Net Neutrality

EE offers ‘personal’ TV viewing across LTE, but does it pass the neutrality test?

By Ian Scales

Oct 8, 2014

via Flickr © University of Salford (CC BY 2.0)

UK mobile operator EE (the joint venture between Orange and T-Mobile)  has strengthened its home broadband service with EE TV, a service which sees it take on established UK multi-players TalkTalk, BT, Virgin Media and Sky.The idea is to offer the traditional free to air channels and catch-up TV but not yet any exclusive content. The stress here is on providing a viable ‘personal TV service’ that users can view on their LTE phones via the cellular network.

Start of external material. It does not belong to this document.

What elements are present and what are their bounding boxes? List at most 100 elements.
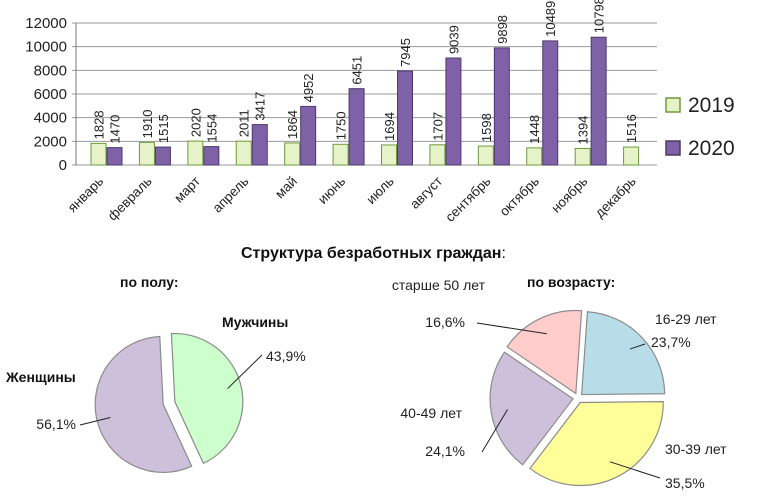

So how does EE get around the data cap problem which tends to make TV viewing unviable across the cell network (mobile users usually wait until they are in range of WiFi before viewing any TV). To zero-rate the paid-for TV viewing is raise the alarm over non-neutral behaviour since such an arrangement disfavours alternative video providers (like Netflix, for instance).

EE might have done just enough to get away with it by making the service free to all EE broadband customers and to EE 4G users for an additional £9.95 a month. So mobile customers who take up EE TV will also get 10GB or 20GB more data per month, depending on their plan.

Users are therefore seemingly buying extra capacity but getting the TV service for free.  But is this really non-neutral?  Surely only if users are also able to buy the bandwidth at the same rates  to view other channels and we can guess that that’s not (yet) part of the package?